The responsibility of keeping children safe at school
Re: “Staffers wounded in shooting at East” and “Students, parents struggle with ongoing violence,” March 23 news stories
The shooting of two East High School administrators is very disturbing to me as an East High graduate. As I observed the tragic situation unfold on television, I found the reaction of some upset and concerned parents to be totally understandable yet misguided.
As they hammered Mayor Michael Hancock with requests to put armed police back in the school, those distraught parents didn’t seem to understand that the decision to remove armed school resource officers (SROS) from the school was made by the Board of Education a couple of years ago. Therefore, any move to put them back has to be approved by the BOE.
The bad decision to eliminate SROS was fueled by a disdain for police and the fear of having guns in schools. It turns out that when you ban guns, the bad guys always seem to have them and the bad guys tragically prevail, as we saw at East High. The best way to stop the bad guy with a gun is to have SROS with guns.
The real problem is with the Denver Public Schools Board of Education, not the mayor.
— E. John Clarke, Fort Collins
I’m a grandparent of a student at East High. I’m appalled that this evidently dangerous student was allowed to attend school. With his history, including exclusion from another school and imposed terms of attendance — a daily frisk by school personnel — no one was using common sense. The safety of all students and school personnel was put in jeopardy by this irresponsible decision. In addition, were parents notified of this student’s attendance terms? Policy changes must be made for the safety of all.
— Mimi Rigali, Holyoke, Mass.
Another child has died. Another family is grieving. Hundreds have been traumatized again. We are failing our children, period. It is our fault.

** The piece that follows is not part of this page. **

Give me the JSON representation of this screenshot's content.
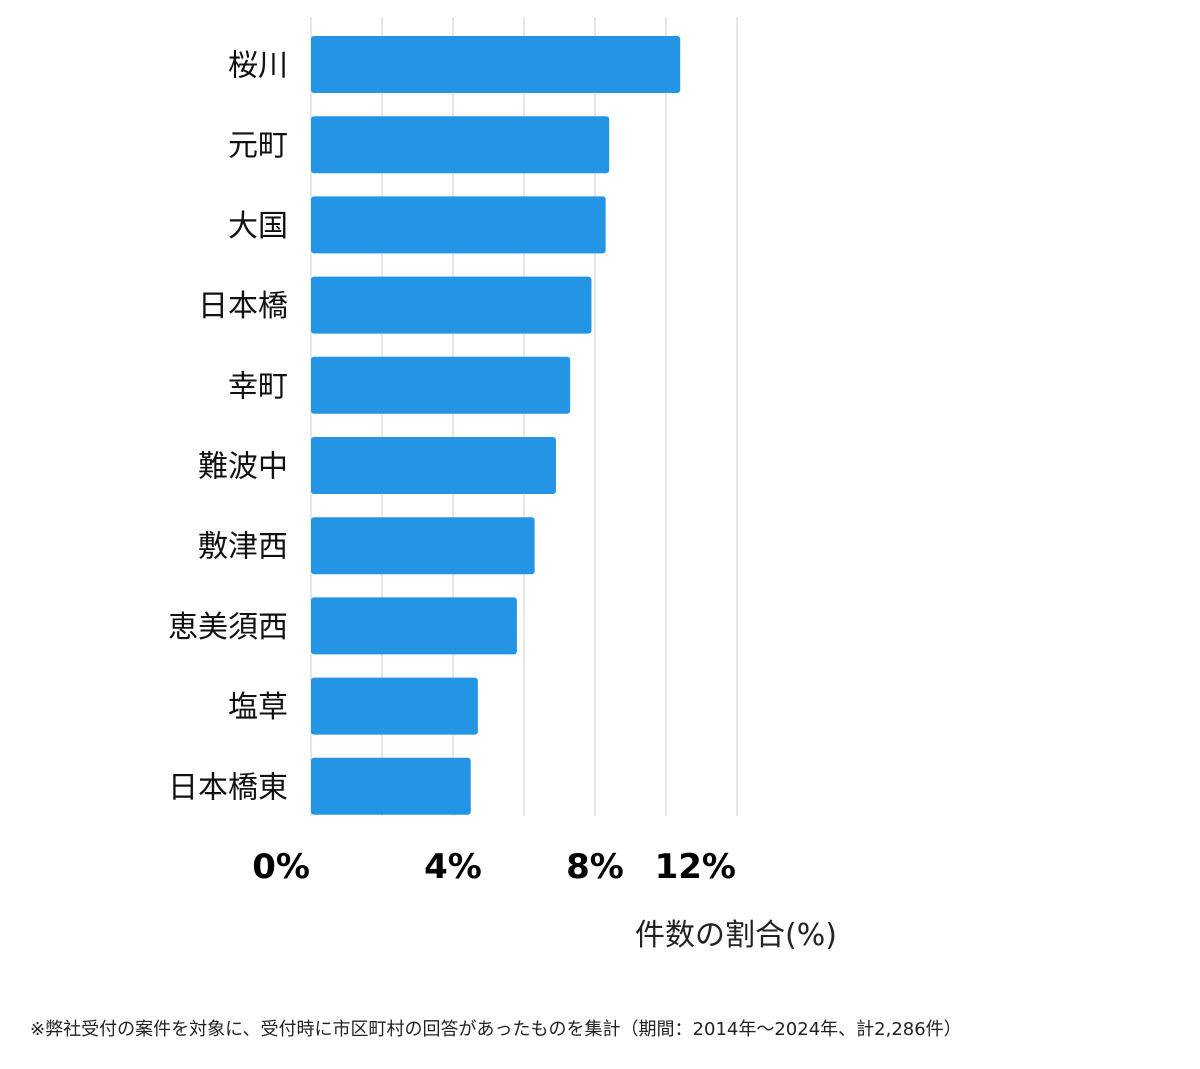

When a young man feels he has no choice but to carry a gun, whether from fear or anger, and to kill himself in desperation when the situation gets out of hand and he panics, we are to blame. Not him. Us. Until we are willing to make real changes and give our children real options and solutions for dealing with the crises of life, then this tragedy is your fault, my fault, our fault.

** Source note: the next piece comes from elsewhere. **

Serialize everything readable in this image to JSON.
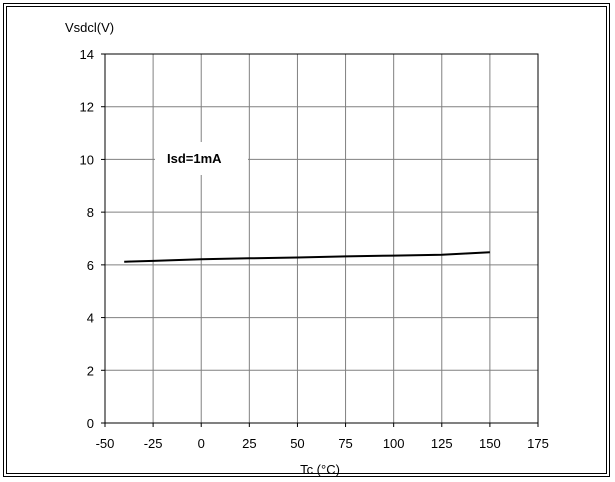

— Lynne Forrester, Littleton
I just read with dismay how Denver’s East High School staff had been conducting a “security search” of a high-risk student daily as part of a safety plan. As a retired police officer, I can say, without any doubt, that the search of another person, especially someone who is considered potentially dangerous, is a high-risk activity that unreasonably places public school staffers in danger.
Police are taught, in great detail and with extensive training, how to search another person safely and successfully. School staff members are not police officers and are not trained in search methods. A search done incorrectly by an untrained person is an absolute recipe for disaster if it turns out the person being searched has a weapon.
How often do we have to experience tragedy before we agree that having a trained school resource officer in our schools benefits us all?